Jesús Palacios Tapias (born 1952) is a Spanish essayist who has authored several books about contemporary history of Spain. He was a member of the neo-Nazi CEDADE, now disbanded.

== Biography ==
Born in San Lorenzo de El Escorial in 1952, Palacios participated in the 1972 World Anti-Communist League (WACL) congress in Mexico, where, dressed in a brown shirt and a black tie, he declared before the audience that Marxism was a tool to "install the tyranny of the Jews". During his youth, Palacios also served as delegate of Foreign Relations of the neo-Nazi CEDADE, while his brother Isidro Juan held the role of chief of the Madrilenian delegation of the Barcelona-based organization, established on 30 March 1973, during an event in which Palacios participated as speaker next to president Jorge Mota. Palacios also took part in a meeting of the so-called "Black International" of neo-fascist groups in Bavaria. He edited along with his brother the National Socialist journals Ruta Solar and Cuadernos de Cultura Vertical.

As the owner of the limited company Sarmata S.L., he was the producer of a documentary for Telemadrid, made in 2006 (Las claves del 23-F).
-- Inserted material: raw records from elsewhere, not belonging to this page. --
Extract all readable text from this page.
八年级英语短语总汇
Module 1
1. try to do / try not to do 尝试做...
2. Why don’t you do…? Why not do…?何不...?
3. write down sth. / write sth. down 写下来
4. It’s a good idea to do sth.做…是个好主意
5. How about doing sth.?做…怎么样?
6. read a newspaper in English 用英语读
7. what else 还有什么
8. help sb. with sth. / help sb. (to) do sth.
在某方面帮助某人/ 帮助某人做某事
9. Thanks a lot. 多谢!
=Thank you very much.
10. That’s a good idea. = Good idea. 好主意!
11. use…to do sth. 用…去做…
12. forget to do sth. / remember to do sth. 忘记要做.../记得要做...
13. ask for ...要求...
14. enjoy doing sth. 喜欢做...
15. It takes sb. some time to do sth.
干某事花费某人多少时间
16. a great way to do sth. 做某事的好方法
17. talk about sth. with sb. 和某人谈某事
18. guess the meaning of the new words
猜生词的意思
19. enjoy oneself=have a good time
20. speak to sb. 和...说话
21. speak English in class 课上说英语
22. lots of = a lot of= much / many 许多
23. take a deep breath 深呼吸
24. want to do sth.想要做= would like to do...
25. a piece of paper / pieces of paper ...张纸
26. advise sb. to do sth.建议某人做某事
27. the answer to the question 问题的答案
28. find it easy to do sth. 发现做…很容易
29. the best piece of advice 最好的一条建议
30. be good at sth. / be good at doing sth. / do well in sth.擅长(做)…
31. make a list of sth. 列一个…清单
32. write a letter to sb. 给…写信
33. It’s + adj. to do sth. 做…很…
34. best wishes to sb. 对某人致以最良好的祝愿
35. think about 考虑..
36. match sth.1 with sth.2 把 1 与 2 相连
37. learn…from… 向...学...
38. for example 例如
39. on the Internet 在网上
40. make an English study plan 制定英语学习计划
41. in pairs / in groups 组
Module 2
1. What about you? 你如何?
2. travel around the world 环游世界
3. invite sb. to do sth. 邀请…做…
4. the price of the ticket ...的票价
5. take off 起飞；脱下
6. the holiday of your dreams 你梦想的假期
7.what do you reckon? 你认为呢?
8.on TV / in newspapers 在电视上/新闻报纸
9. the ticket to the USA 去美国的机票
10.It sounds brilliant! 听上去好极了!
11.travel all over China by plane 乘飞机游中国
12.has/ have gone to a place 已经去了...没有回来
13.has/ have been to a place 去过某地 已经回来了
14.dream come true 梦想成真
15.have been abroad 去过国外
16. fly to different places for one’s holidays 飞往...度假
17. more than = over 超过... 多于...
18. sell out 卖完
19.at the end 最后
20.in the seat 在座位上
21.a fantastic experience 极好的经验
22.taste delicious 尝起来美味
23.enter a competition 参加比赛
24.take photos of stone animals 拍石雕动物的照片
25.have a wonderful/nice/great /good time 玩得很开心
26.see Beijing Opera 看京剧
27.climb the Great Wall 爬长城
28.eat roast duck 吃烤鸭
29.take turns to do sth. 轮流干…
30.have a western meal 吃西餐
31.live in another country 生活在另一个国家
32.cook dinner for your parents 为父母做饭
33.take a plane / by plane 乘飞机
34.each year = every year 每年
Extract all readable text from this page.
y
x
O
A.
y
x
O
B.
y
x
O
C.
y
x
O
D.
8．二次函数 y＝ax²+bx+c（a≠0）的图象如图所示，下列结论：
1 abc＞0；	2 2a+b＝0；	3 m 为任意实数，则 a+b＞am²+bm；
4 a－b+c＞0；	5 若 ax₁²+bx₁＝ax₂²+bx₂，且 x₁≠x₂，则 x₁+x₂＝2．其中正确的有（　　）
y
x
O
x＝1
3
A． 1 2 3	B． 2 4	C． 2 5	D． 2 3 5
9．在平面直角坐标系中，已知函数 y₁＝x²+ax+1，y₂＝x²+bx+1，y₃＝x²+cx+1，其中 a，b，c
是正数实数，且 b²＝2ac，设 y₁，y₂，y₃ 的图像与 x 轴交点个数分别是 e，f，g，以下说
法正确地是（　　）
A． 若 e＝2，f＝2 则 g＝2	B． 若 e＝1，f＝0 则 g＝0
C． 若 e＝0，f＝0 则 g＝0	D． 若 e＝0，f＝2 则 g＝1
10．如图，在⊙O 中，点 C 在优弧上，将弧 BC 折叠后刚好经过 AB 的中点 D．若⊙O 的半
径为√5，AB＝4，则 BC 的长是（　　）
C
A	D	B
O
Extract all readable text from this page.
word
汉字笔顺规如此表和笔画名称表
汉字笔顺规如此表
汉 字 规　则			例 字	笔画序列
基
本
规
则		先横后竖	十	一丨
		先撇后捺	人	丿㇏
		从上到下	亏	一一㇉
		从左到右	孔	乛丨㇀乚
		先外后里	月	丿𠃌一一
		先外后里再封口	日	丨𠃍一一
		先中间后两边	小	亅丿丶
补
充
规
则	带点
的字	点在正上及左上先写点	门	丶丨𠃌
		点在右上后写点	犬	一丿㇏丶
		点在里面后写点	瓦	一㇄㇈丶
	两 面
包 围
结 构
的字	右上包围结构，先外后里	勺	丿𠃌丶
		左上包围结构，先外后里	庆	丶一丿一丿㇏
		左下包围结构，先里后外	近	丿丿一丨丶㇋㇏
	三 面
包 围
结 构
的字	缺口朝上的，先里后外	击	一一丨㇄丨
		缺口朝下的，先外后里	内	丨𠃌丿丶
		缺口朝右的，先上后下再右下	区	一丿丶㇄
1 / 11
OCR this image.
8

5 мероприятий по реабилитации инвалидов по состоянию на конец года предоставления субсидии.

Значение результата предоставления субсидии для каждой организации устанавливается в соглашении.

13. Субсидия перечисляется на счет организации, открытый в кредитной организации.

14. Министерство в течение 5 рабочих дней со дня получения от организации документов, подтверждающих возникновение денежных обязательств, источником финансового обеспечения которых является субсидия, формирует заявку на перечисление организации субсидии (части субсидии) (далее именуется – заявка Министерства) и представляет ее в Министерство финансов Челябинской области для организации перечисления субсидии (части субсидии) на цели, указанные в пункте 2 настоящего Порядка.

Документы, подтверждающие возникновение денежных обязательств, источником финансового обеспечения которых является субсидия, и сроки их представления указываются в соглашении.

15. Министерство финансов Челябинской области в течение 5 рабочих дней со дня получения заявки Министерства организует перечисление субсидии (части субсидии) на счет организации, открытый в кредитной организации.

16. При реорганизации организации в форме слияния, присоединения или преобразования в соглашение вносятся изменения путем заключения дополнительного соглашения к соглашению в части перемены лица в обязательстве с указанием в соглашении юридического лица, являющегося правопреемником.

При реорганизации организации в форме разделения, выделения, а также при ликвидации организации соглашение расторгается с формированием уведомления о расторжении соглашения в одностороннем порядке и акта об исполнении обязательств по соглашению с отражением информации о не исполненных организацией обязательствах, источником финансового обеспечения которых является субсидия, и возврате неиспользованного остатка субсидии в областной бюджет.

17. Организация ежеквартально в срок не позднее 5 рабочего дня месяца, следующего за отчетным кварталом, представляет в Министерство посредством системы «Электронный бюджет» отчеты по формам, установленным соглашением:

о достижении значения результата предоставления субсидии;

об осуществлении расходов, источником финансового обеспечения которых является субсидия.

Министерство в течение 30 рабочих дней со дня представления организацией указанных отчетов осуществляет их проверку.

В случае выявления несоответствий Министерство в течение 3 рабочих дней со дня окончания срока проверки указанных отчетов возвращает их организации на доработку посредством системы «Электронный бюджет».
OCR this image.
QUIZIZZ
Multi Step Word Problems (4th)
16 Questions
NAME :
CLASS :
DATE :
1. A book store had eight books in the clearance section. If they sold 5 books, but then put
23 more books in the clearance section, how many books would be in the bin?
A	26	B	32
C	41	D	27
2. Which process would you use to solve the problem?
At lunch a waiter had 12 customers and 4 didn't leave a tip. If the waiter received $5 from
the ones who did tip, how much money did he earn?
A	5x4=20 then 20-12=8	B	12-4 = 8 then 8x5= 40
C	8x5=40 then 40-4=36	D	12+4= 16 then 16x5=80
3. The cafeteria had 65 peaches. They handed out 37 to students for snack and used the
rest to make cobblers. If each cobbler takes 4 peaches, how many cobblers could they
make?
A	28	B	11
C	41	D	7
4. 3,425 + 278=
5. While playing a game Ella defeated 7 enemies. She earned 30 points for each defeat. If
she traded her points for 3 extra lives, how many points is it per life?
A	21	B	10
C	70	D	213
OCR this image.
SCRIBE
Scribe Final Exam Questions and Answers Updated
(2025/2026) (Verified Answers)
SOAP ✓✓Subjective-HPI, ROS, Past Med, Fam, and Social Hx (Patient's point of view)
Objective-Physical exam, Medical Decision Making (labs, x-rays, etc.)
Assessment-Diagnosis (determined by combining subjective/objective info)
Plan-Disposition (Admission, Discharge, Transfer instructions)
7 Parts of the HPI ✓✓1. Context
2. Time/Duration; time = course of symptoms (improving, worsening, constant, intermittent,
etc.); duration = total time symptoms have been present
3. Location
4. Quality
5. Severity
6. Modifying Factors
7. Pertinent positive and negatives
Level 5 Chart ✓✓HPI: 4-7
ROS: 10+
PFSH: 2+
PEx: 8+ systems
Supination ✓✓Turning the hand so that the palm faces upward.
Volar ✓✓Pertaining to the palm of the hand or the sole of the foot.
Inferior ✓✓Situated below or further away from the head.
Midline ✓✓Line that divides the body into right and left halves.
In 2010 he gave a course in criminology at the Complutense University of Madrid, in which Juan Antonio Aguilar, former member of Bases Autónomas, was a speaker.

He is the author of several books dealing with the contemporary history of Spain, including two books authored ex-aequo with right-leaning historian Stanley G. Payne, one of them a biography of the dictator Francisco Franco described as distilling a "hagiographic tone".

== Works ==

- Las cartas de Franco (La Esfera de los Libros, 2005)
- Franco y Juan Carlos. Del franquismo a la Monarquía (Flor del Viento, 2005)
- Franco, mi padre: testimonio de Carmen Franco, la hija del Caudillo (La Esfera de los Libros, 2008), co-author along Stanley G. Payne.
- 23 F, el Rey y su secreto (Libros Libres 2011)
- Franco, una biografía personal y política (Espasa-Calpe, 2014), co-author along Stanley Payne. (Note: Also published in English under the title Franco: A Personal and Political Biography (University of Wisconsin Press, 2014).)